Iwona Guzowska to pierwsza polska zawodowa pięściarka. Ma na koncie kilkukrotne zwycięstwo w mistrzostwach świata i mistrzostwach Europy w boksie i kick-boxingu, siedmiokrotnie zdobyła ponadto mistrzostwo Polski. Sportsmenka nie ukrywa, że w zakresie boksu zawodowego przetarła szlaki innym kobietom, jest bowiem przekonana, że nie ona jedna ma w sobie ducha wojownika.
– Byłam pierwszą kobietą, która zdecydowała się pójść tą ścieżką, wykarczować ją trochę i przetrzeć ten szlak dla pozostałych dziewczyn. Okazało się, że to jest piękny sport, nie tylko męski, choć miał taką etykietę – mówi Iwona Guzowska agencji informacyjnej Newseria Lifestyle.
Mistrzyni świata jest także autorką książki – w 2017 roku ukazała się jej autobiografia zatytułowana „Najważniejsza decyzja”. Obecnie pracuje nad dwiema kolejnymi publikacjami, zajmuje się także prowadzeniem szkoleń motywacyjnych dla kobiet i ludzi biznesu. W nowym roku zamierza natomiast zaskoczyć swoich fanów zupełnie nową formą działalności.
– To, co jest chyba najbardziej zaskakujące dla wielu ludzi, o czym mnóstwo osób się dopiero dowie to to, że na wiosnę szykuję wystawę swojego malarstwa – mówi Iwona Guzowska.

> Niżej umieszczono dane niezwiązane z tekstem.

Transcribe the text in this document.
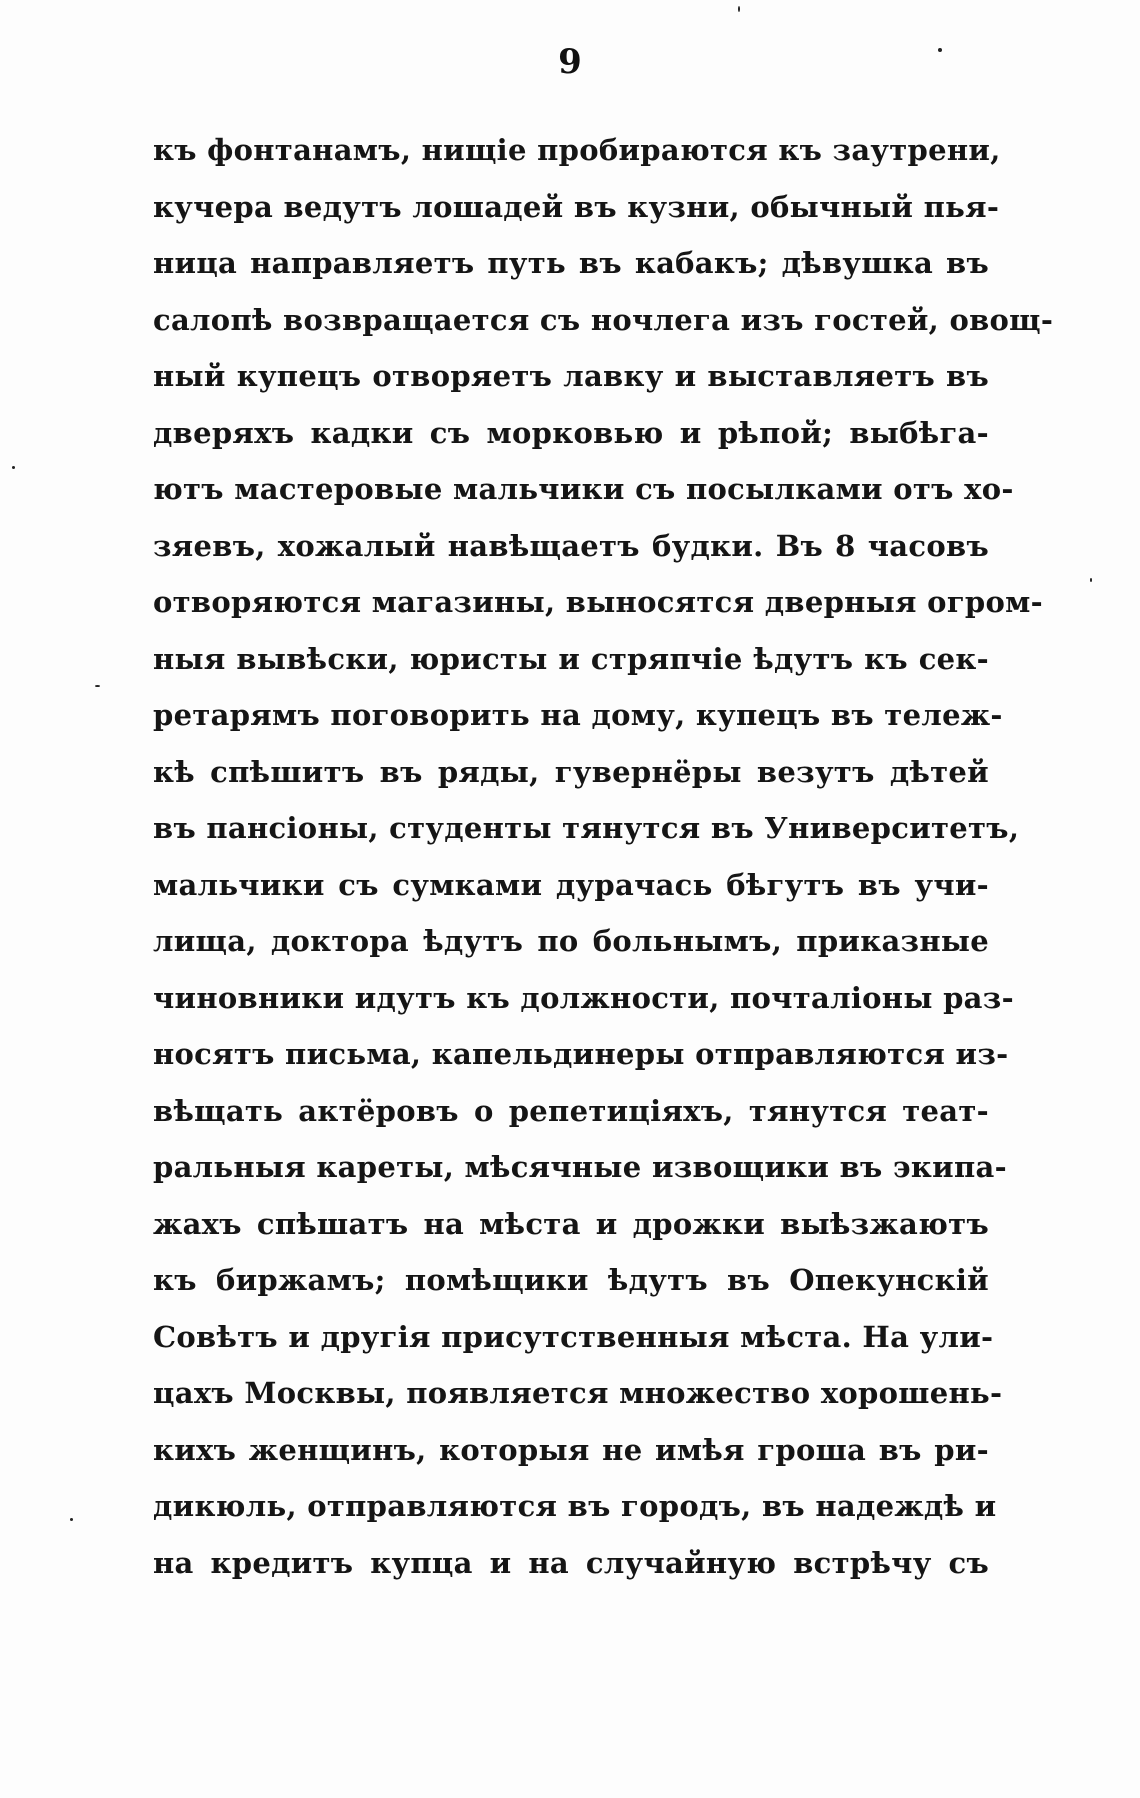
9
къ фонтанамъ, нищіе пробираются къ заутрени,
кучера ведутъ лошадей въ кузни, обычный пья-
ница направляетъ путь въ кабакъ; дѣвушка въ
салопѣ возвращается съ ночлега изъ гостей, овощ-
ный купецъ отворяетъ лавку и выставляетъ въ
дверяхъ кадки съ морковью и рѣпой; выбѣга-
ютъ мастеровые мальчики съ посылками отъ хо-
зяевъ, хожалый навѣщаетъ будки. Въ 8 часовъ
отворяются магазины, выносятся дверныя огром-
ныя вывѣски, юристы и стряпчіе ѣдутъ къ сек-
ретарямъ поговорить на дому, купецъ въ тележ-
кѣ спѣшитъ въ ряды, гувернёры везутъ дѣтей
въ пансіоны, студенты тянутся въ Университетъ,
мальчики съ сумками дурачась бѣгутъ въ учи-
лища, доктора ѣдутъ по больнымъ, приказные
чиновники идутъ къ должности, почталіоны раз-
носятъ письма, капельдинеры отправляются из-
вѣщать актёровъ о репетиціяхъ, тянутся теат-
ральныя кареты, мѣсячные извощики въ экипа-
жахъ спѣшатъ на мѣста и дрожки выѣзжаютъ
къ биржамъ; помѣщики ѣдутъ въ Опекунскій
Совѣтъ и другія присутственныя мѣста. На ули-
цахъ Москвы, появляется множество хорошень-
кихъ женщинъ, которыя не имѣя гроша въ ри-
дикюль, отправляются въ городъ, въ надеждѣ и
на кредитъ купца и на случайную встрѣчу съ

Sportsmenka twierdzi, że na ludzi nie powinno się patrzeć stereotypowo i szufladkować ich według wykonywanego zawodu. Sama nigdy nie brała lekcji malarstwa, rysowanie było jednak jej pasją już w dzieciństwie. Już wtedy osiągała też pierwsze sukcesy w tej dziedzinie. Uczyła się w 8. klasie szkoły podstawowej, gdy jej tata wysłał jedną z jej prac na konkurs ogłoszony przez program „5-10-15”. Rysunek przyszłej pięściarki został wybrany do kolejnego etapu rozgrywającego się we Włoszech i tam zdobył wyróżnienie.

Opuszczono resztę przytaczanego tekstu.